Green Halloween - Tricks for Earth-Friendly Treats
The scariest aspects of Halloween are the unhealthy sugar overload and disposable waste in costumes, decorations and pumpkins left to rot. Ranking second only to Christmas as America’s best-loved holiday in a FamilyFun.com poll, Halloween started going green across the country last year with the help of a grassroots, volunteer-run initiative on the Web at GreenHalloween.org.
While the movement started in Seattle in 2007, spreading to New York City and Phoenix, neighborhood, school and community groups around the United States and Canada are now getting in on the act. Founder Corey Colwell-Lipson is behind the move to get people to “think outside the candy box.” Thousands are logging on for start-to-finish ideas for staging local eco-Halloween festivities.

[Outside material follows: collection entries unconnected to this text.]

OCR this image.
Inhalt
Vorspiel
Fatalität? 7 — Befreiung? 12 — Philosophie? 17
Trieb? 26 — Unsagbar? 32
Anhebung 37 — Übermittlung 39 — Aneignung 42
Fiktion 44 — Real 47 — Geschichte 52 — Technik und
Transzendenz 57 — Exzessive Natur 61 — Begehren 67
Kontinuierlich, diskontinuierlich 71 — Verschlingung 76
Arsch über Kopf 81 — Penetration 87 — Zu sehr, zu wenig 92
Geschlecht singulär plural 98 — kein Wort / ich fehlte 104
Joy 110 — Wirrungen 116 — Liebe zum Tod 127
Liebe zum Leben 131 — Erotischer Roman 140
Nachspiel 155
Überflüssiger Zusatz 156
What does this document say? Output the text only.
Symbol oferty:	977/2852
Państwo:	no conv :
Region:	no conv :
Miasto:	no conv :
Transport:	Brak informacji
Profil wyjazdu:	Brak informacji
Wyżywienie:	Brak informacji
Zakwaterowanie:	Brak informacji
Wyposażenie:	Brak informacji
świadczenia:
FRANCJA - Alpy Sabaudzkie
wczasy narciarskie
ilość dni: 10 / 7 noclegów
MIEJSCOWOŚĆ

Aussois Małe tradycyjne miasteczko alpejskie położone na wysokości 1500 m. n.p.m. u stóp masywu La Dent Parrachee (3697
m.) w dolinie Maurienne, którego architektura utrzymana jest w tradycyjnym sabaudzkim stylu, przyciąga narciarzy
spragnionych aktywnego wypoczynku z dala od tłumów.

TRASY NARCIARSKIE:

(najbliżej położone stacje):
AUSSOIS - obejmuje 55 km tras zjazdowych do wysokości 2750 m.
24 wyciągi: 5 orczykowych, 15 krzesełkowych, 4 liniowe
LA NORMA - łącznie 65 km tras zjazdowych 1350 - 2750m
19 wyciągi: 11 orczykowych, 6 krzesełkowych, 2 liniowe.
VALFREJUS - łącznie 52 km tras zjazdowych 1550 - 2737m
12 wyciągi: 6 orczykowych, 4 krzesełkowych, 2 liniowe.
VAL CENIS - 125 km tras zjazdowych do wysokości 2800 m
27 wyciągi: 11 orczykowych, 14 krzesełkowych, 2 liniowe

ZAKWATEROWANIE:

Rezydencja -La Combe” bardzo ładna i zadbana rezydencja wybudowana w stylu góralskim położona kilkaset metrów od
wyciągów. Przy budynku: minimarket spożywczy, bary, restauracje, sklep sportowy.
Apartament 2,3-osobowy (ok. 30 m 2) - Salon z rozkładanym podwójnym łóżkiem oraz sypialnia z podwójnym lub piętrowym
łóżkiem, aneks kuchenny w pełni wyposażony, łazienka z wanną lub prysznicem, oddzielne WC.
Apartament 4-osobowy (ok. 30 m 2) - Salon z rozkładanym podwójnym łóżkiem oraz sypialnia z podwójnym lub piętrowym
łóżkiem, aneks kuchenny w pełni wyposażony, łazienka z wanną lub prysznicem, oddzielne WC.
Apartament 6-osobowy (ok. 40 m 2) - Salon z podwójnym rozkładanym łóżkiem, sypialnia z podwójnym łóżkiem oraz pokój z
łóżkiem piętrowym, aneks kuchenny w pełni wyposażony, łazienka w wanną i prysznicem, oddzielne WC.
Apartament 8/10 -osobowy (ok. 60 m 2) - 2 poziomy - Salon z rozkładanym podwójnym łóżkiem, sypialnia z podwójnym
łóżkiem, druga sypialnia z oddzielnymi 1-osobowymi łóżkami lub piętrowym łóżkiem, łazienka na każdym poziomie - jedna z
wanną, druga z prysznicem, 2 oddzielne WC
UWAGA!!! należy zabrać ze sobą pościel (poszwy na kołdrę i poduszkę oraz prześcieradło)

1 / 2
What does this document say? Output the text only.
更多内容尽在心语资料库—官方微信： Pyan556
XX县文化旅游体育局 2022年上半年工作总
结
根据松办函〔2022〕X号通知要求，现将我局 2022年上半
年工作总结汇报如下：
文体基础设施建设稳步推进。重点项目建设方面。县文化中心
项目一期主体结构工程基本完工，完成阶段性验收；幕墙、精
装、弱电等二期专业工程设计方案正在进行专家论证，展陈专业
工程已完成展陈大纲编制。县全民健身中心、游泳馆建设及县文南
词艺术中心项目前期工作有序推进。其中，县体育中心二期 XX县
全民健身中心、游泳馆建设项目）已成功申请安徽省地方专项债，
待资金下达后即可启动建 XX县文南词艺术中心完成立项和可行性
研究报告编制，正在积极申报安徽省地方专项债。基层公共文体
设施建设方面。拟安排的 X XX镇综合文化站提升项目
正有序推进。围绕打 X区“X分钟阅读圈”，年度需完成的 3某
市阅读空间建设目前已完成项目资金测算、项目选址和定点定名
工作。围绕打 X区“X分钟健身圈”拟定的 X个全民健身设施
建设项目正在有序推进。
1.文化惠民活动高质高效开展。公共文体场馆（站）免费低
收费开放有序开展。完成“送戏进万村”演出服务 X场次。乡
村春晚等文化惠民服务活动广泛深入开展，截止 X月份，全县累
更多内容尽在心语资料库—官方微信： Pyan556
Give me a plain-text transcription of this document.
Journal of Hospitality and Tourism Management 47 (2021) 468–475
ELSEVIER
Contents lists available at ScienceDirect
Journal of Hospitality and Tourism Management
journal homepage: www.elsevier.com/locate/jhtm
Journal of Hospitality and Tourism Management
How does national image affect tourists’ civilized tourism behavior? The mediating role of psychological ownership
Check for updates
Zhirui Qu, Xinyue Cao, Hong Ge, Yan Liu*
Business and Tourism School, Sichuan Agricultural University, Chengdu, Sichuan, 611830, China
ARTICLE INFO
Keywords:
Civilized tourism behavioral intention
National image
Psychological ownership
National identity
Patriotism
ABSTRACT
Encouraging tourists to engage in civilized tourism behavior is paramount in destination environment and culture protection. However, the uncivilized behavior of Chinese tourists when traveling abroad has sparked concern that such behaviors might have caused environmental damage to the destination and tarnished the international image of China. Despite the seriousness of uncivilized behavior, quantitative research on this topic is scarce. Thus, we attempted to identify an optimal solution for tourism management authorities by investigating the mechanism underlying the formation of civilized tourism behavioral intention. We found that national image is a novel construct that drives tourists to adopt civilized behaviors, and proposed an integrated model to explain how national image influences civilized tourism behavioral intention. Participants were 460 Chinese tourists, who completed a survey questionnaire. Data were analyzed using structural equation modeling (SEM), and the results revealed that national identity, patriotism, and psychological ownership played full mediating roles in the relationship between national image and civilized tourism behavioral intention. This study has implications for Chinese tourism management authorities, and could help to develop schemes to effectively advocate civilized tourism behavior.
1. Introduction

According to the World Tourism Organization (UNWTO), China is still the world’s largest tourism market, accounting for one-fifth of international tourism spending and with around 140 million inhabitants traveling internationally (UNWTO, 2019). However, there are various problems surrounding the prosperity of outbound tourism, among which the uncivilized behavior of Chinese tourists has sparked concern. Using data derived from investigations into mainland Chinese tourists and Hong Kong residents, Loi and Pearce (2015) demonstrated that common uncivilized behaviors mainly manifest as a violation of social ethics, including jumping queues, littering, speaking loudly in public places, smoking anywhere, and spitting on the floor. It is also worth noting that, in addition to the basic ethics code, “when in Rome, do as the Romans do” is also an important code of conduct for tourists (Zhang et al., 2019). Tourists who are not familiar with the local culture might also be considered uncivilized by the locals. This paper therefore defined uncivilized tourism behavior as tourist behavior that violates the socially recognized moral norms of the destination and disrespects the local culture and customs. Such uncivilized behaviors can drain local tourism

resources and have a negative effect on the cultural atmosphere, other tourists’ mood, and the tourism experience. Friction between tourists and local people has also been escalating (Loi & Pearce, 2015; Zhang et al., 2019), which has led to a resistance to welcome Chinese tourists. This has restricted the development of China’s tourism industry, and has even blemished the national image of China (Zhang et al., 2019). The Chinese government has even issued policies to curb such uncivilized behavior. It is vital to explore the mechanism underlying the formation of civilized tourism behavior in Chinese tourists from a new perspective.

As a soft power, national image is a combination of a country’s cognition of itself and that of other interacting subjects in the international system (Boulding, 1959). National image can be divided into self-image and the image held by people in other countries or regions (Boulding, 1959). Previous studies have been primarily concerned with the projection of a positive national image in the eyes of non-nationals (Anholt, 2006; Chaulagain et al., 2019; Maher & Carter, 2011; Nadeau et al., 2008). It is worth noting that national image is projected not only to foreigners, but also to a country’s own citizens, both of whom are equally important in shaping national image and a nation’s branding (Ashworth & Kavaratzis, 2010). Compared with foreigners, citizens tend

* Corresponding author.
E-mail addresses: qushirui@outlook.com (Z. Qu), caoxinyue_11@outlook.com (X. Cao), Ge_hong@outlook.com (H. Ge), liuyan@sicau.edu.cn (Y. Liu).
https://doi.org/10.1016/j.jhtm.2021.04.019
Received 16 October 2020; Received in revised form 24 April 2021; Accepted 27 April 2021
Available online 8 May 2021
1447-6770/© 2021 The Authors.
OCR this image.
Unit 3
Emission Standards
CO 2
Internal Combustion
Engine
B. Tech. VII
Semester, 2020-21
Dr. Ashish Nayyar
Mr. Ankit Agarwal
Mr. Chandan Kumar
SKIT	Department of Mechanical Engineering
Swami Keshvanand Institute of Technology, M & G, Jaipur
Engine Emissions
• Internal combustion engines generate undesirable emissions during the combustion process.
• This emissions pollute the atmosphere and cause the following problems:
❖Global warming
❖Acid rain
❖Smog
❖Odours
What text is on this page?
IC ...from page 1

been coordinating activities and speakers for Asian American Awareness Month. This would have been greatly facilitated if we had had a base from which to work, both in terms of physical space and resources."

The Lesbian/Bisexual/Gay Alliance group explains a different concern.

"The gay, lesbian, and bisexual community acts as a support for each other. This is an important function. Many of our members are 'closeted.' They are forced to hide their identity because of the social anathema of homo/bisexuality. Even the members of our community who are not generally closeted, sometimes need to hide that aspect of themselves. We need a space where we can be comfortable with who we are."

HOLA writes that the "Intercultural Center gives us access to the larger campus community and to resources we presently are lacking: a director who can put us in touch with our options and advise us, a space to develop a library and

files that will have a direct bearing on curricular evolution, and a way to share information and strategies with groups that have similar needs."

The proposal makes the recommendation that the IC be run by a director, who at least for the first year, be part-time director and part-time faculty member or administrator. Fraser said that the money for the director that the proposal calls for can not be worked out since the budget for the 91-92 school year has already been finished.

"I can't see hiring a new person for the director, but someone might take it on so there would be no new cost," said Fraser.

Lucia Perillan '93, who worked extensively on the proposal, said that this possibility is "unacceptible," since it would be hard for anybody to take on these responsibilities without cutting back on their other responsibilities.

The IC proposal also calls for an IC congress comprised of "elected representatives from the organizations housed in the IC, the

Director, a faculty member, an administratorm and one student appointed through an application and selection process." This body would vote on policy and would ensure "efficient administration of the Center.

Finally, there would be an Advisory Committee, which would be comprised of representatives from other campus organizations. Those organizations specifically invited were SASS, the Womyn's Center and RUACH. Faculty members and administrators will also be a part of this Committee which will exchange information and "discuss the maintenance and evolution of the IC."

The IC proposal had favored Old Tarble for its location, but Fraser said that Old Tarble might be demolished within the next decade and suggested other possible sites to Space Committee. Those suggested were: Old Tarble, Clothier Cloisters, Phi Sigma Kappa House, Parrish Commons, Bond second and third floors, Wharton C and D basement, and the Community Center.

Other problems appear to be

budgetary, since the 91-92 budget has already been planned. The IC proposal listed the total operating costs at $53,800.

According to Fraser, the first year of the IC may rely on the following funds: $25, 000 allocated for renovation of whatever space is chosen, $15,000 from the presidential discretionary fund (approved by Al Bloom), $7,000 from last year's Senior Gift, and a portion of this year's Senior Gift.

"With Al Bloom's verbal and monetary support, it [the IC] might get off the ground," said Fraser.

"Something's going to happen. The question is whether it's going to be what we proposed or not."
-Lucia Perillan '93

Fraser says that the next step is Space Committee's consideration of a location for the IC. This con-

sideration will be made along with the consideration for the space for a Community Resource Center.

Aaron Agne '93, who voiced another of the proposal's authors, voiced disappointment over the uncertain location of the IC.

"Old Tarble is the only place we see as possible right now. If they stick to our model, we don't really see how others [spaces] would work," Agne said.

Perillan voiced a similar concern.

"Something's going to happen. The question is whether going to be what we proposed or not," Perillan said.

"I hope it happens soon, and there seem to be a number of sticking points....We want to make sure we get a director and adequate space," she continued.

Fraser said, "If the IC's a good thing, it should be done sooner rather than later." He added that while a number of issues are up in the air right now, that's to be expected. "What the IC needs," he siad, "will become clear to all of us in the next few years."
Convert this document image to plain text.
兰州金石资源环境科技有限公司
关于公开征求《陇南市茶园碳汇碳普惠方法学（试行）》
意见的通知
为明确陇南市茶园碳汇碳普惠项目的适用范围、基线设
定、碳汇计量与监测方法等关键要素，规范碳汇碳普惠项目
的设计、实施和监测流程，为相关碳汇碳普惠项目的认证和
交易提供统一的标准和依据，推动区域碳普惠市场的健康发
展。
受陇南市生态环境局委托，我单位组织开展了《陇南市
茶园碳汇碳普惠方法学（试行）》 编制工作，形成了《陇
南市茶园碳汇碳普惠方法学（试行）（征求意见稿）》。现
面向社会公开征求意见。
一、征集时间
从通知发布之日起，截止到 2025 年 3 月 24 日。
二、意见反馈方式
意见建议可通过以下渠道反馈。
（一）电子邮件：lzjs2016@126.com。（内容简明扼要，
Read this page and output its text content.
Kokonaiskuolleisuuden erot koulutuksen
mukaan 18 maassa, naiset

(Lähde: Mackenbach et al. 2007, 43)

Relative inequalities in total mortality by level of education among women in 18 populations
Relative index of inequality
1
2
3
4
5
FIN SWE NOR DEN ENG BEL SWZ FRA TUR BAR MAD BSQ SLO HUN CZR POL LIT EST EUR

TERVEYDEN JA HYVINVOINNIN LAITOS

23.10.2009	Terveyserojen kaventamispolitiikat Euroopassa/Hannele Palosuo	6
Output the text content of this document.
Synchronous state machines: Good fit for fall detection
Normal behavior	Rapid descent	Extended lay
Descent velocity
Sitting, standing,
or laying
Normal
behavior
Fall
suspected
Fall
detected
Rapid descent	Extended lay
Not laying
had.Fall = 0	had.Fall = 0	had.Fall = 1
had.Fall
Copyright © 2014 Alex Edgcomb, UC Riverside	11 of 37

One twist is to substitute alternative keepsakes like yarn bracelets, seed packets, polished stones, organic fruit leathers and foreign stamps instead of candy. A 2003 Yale University study found that nearly half of young trick-or-treaters picked a small toy over candy when given the choice. Another option is reverse trick-or-treating, an initiative of Global Exchange, where kids hand out free samples of fair trade chocolate with an informational card on the benefits of supporting fair practices in the cocoa industry (search trick-or-treat at GlobalExchange.org).